Marcel Malanga et ses amis américains, condamnés à mort par la justice militaire congolaise, ne seront plus exécutés.
Bénéficiant d’une grâce présidentielle, le fils du défunt Christian Malanga et ses complices peuvent se frotter les mains, car leur peine de mort a été remplacée par une réclusion à perpétuité. Ainsi, ils purgeront le reste de leur vie en prison en République Démocratique du Congo. L’ordonnance n°25/183, y relative, a été signée le 28 mars 2025.
Condamné le 27 janvier 2025 par la Cour militaire de Kinshasa/Gombe, le verdict est devenu définitif le 9 mars.
Citoyen américain et fils de Christian Malanga, l’Américain, âgé de 19 ans à l’époque, était présenté comme le leader du groupe accusé d’avoir tenté de renverser les institutions.

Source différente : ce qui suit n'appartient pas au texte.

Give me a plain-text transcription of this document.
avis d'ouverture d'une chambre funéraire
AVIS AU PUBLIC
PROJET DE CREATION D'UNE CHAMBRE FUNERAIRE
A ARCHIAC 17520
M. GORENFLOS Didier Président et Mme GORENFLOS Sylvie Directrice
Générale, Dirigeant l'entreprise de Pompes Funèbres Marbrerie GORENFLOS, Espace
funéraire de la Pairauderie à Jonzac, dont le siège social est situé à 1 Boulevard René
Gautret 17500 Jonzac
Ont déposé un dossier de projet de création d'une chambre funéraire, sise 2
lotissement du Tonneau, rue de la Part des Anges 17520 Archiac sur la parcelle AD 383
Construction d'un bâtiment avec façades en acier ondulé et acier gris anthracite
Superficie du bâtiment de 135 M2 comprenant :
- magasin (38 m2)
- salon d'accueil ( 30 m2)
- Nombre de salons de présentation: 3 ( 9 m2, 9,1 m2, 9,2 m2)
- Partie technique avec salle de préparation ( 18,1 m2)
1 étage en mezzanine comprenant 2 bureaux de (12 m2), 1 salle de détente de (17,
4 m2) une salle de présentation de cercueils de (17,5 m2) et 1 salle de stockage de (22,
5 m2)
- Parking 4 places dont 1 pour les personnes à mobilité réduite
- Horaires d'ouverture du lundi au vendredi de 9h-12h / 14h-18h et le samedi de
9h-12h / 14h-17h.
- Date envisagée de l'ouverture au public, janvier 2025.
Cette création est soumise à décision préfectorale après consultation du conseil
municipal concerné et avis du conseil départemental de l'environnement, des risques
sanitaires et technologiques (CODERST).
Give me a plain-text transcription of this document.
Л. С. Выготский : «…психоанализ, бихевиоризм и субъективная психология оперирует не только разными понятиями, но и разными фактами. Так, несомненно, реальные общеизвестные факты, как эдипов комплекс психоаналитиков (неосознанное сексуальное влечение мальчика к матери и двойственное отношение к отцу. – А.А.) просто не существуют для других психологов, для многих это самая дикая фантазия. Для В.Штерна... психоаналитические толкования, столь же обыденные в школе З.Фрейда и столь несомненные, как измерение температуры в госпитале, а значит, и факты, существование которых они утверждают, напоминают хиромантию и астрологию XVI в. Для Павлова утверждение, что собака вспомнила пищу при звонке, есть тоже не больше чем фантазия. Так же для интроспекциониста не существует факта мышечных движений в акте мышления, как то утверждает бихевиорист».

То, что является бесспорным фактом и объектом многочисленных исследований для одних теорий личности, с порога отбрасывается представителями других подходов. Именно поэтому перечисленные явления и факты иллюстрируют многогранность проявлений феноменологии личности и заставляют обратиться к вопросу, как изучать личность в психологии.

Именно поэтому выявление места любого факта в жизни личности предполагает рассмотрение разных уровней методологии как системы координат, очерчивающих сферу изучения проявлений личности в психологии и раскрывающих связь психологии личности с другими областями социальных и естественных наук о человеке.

Lors du procès mené en audience foraine à la prison militaire de Ndolo, 37 autres personnes avaient subi le même sort.
Ses deux compatriotes condamnés et bénéficiant de cette grâce présidentielle sont Taylor Christa Thomson et Zalman Polun Benjamin.
L’article 2 de l’ordonnance précise que l’exécution de cette mesure de grâce présidentielle relève du ministre d’État à la Justice et garde des Sceaux, et prend effet à la date de sa signature.
Une certaine opinion populaire estime que cette décision, prise par le Président de la République Démocratique du Congo, Félix Antoine Tshisekedi Tshilombo, s’inscrirait dans un contexte de décrispation politique et de réconciliation nationale.
Certes, un geste d’apaisement, alors que le pays, appelé à se souder, fait face à une agression imposée par le Rwanda.